Overview
- Status: Replaced by bus rapid transit plans
- Locale: Clayton County, Georgia and southeastern Fulton County, Georgia
- Termini: East Point; Lovejoy;

Service
- Type: Commuter rail
- Operator(s): MARTA

History
- Planned opening: 2030 (to Morrow/Southlake)

Technical
- Line length: 22 mi (35 km)
- Track gauge: 4 ft 8+1⁄2 in (1,435 mm)

= Clayton County commuter rail =

Canceled commuter rail line in Georgia, United States

Clayton County commuter rail was a proposed commuter rail line traversing Clayton County, Georgia and connecting with the MARTA rapid transit system at East Point station. After Clayton County joined the MARTA system in 2014, MARTA began studying alternatives for high-capacity transit through the county. After multiple transit modes were evaluated for passenger transit south of Atlanta, commuter rail was selected as the locally preferred alternative in 2018. Stalled negotiations with the Norfolk Southern Railway, who owns the tracks, caused planning to be put on hold. The project was replaced by a BRT system by the Clayton County Board of Commissioners, the City Councils of Jonesboro, Forest Park, Lovejoy, Riverdale and Lake City, and the Clayton County Chamber of Commerce, MARTA Board of Directors Planning and Capital Programs Committee on November 17, 2022 due to a variety of obstacles with right-of-way acquisition, environmental and historical resource concerns, along with a ballooning cost estimate.

==History==
===Planning by GDOT===

Potential routes for commuter rail service in metropolitan Atlanta were studied by the Georgia Department of Transportation (GDOT) beginning in 1992. Eventually, plans for a system of seven lines radiating out from Five Points, Atlanta were developed and dubbed the Georgia Rail Passenger Program. The program included one line running through Clayton County and terminating in Macon.

By 2004, GDOT's effort had concentrated on two lines terminating in Lovejoy (a shortened Macon line) and Athens. At the time, the planned Lovejoy line was anticipated to open in 2006 and $106 million in federal funding was earmarked for the project. The Clayton County Board of Commissioners was supportive of the line, asking the state government to advance the plan.

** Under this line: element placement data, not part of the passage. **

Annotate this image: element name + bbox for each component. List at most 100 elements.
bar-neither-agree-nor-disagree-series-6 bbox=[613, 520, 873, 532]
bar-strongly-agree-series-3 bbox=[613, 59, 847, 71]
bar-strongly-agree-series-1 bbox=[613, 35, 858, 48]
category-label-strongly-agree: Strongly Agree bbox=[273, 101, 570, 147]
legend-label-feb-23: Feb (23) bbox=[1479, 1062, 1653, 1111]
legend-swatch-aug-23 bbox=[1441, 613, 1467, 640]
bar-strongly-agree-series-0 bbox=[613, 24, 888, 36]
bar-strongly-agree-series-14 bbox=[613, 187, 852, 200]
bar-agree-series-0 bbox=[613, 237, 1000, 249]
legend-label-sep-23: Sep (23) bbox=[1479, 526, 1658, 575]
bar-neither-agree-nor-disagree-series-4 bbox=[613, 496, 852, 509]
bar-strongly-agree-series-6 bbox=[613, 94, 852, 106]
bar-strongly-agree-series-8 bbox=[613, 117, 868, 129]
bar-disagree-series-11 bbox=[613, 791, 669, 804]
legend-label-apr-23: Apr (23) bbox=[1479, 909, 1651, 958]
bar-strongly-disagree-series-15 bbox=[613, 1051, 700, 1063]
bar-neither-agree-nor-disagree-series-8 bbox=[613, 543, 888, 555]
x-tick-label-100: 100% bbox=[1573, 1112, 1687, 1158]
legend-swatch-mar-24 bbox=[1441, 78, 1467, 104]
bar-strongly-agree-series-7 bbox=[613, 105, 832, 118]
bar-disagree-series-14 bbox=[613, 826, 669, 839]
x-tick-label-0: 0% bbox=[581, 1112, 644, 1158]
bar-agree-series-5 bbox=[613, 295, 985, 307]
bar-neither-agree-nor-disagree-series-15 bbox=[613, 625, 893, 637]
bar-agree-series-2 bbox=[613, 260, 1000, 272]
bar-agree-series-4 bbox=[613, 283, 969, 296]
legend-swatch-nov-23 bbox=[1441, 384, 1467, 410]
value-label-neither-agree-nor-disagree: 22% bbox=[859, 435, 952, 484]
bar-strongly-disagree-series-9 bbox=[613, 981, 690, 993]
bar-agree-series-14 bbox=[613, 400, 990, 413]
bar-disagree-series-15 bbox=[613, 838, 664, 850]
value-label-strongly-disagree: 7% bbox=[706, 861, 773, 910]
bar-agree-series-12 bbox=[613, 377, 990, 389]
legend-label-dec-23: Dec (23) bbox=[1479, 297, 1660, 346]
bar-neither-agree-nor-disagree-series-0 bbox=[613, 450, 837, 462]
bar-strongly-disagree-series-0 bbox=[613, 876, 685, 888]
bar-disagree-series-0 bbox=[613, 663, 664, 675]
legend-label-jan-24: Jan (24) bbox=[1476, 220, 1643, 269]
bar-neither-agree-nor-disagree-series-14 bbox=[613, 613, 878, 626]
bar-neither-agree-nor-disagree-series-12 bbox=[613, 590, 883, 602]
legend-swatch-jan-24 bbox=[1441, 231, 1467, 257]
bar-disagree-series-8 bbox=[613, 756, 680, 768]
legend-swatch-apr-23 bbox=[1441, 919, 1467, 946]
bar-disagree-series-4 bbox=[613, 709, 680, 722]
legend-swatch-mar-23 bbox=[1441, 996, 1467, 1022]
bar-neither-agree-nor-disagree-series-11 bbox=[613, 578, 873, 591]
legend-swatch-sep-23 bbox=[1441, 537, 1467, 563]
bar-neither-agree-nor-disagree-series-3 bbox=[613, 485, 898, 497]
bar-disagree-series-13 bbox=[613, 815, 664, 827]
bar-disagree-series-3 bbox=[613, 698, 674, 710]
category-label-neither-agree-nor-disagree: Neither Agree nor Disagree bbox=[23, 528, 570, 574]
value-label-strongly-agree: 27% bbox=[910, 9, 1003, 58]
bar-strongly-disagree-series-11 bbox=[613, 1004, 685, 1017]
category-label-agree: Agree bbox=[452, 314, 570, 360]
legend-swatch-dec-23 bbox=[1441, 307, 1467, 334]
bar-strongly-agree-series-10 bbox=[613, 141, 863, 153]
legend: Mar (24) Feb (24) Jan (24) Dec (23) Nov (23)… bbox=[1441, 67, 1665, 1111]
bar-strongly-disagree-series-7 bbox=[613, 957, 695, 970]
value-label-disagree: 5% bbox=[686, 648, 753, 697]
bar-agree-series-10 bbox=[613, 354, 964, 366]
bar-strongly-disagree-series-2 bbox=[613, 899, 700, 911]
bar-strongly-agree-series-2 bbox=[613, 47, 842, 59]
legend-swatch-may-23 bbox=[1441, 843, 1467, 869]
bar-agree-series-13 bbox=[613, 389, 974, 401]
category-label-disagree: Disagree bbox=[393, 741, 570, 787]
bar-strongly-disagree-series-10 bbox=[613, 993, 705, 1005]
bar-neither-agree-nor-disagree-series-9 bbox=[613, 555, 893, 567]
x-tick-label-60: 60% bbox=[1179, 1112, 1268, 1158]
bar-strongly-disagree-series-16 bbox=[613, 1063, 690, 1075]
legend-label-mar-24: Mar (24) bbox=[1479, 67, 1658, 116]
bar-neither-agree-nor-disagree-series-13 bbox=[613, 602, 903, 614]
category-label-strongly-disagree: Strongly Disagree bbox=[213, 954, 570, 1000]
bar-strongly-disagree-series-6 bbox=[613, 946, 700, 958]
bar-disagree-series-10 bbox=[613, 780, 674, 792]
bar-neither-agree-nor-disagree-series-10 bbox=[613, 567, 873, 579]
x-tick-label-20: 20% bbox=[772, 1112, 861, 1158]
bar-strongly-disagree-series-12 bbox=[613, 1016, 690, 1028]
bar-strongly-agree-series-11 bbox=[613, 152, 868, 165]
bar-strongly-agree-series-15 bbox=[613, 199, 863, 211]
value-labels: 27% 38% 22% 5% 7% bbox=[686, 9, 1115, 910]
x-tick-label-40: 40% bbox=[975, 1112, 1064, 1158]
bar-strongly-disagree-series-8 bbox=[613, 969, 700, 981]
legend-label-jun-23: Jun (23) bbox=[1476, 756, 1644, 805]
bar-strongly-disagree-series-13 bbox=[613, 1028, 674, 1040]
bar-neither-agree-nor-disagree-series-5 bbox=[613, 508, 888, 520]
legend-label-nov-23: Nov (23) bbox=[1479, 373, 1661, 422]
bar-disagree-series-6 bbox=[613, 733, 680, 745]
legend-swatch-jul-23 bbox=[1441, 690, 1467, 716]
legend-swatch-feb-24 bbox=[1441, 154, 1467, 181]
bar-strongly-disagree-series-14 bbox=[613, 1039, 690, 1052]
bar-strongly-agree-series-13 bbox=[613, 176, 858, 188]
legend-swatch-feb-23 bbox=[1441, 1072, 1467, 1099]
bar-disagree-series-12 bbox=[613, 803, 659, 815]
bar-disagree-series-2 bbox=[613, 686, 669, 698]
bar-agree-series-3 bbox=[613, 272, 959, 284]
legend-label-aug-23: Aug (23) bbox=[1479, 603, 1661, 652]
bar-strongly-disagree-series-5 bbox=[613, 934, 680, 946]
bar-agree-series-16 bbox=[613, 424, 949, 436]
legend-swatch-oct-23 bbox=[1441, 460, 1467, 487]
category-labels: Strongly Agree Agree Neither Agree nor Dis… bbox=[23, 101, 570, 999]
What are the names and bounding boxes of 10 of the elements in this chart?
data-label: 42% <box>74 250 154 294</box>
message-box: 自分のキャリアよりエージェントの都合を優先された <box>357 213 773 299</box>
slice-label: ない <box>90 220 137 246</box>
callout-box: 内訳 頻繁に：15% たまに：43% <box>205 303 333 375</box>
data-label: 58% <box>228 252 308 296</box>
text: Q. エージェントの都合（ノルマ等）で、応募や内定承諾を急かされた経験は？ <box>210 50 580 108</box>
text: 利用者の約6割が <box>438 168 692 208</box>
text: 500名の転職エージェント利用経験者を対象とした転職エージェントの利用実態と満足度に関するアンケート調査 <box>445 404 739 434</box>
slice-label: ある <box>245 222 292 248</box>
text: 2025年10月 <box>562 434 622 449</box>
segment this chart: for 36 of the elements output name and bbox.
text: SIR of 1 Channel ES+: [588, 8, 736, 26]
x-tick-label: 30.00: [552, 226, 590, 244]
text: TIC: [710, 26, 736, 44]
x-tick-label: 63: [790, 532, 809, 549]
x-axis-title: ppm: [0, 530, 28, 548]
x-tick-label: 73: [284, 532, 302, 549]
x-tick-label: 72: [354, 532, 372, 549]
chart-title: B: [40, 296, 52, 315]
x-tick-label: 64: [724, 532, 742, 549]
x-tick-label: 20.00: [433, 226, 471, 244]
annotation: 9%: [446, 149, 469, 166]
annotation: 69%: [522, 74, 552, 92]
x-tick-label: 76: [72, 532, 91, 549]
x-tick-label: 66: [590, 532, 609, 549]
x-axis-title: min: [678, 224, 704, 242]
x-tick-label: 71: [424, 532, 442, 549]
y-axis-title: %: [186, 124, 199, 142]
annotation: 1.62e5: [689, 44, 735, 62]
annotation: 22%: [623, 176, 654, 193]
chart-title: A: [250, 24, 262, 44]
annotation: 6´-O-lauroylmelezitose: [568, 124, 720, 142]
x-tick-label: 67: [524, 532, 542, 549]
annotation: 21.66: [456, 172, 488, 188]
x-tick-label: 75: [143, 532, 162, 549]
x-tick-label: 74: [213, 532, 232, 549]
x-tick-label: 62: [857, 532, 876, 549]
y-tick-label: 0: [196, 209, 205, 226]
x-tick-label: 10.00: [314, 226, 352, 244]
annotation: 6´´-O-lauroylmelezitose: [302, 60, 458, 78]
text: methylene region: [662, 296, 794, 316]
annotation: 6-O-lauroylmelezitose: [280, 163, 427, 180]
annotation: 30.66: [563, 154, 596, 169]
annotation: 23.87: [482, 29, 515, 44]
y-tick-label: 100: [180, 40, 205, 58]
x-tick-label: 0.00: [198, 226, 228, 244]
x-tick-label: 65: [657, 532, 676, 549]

In 2008, after years of inaction from the state on the project, then-governor Sonny Perdue announced his support for the Lovejoy line. This was speculated to be partially due to the project being in danger of losing its federal funding because of a lack of progress. Due to further inaction, the federal government withdrew the funds it had previously appropriated for the project in July 2014.

===Planning by MARTA===
On July 5, 2014, the Clayton County Board of Commissioners approved a contract with MARTA to extend service to the county by a margin of 3-1, financed by a 1% sales tax. Fulton and DeKalb county leaders approved the expansion and on November 4, 2014, Clayton County residents approved the 1% sales tax to join MARTA. The contract reserves half of the collected tax revenue for the development of rail transit in the county, with the other half funding local bus service.

Commuter rail was selected in 2018 as the locally preferred alternative of transit mode along the corridor, which was later approved by the MARTA Board of Directors.

On February 11, 2020, all four MARTA jurisdictions passed the 15th Amendment to the Rapid Transit Contract and Assistance Agreement (RTCAA). The amendment enables MARTA to proceed with expansion projects in Clayton County. Exhibit D, Clayton County System Implantation Plan, details several high-capacity transit projects including commuter rail (CRT) and bus rapid transit (BRT). MARTA committed to continued planning and design on the Clayton County Commuter Rail project, which stretched 22 mi from East Point Station to Lovejoy, with the first phase (about 11 mi) from East Point to Morrow/Southlake Mall up and running by 2030.

Construction of the initial phase was to begin as early as 2023. Operations were planned between Morrow/Southlake Mall and MARTA's East Point Station by 2030. Planned extensions to Jonesboro and Lovejoy were to be implemented in later phases.

MARTA began to look at alternate plans for a rail link to Clayton County in 2021, due to rising costs and lack of support from Norfolk Southern.

==Route==
The line was proposed to use Norfolk Southern's Griffin District from East Point station to Lovejoy in southern Clayton County, a distance of 22 mi. MARTA intended to install extra tracks in the Norfolk Southern right of way, adjacent to the freight line.

One version of the proposal called for stations at Hapeville, Mountain View, Forest Park, Fort Gillem, Clayton State University, Morrow and Jonesboro. A station in Lovejoy was also proposed, which would open as a later phase.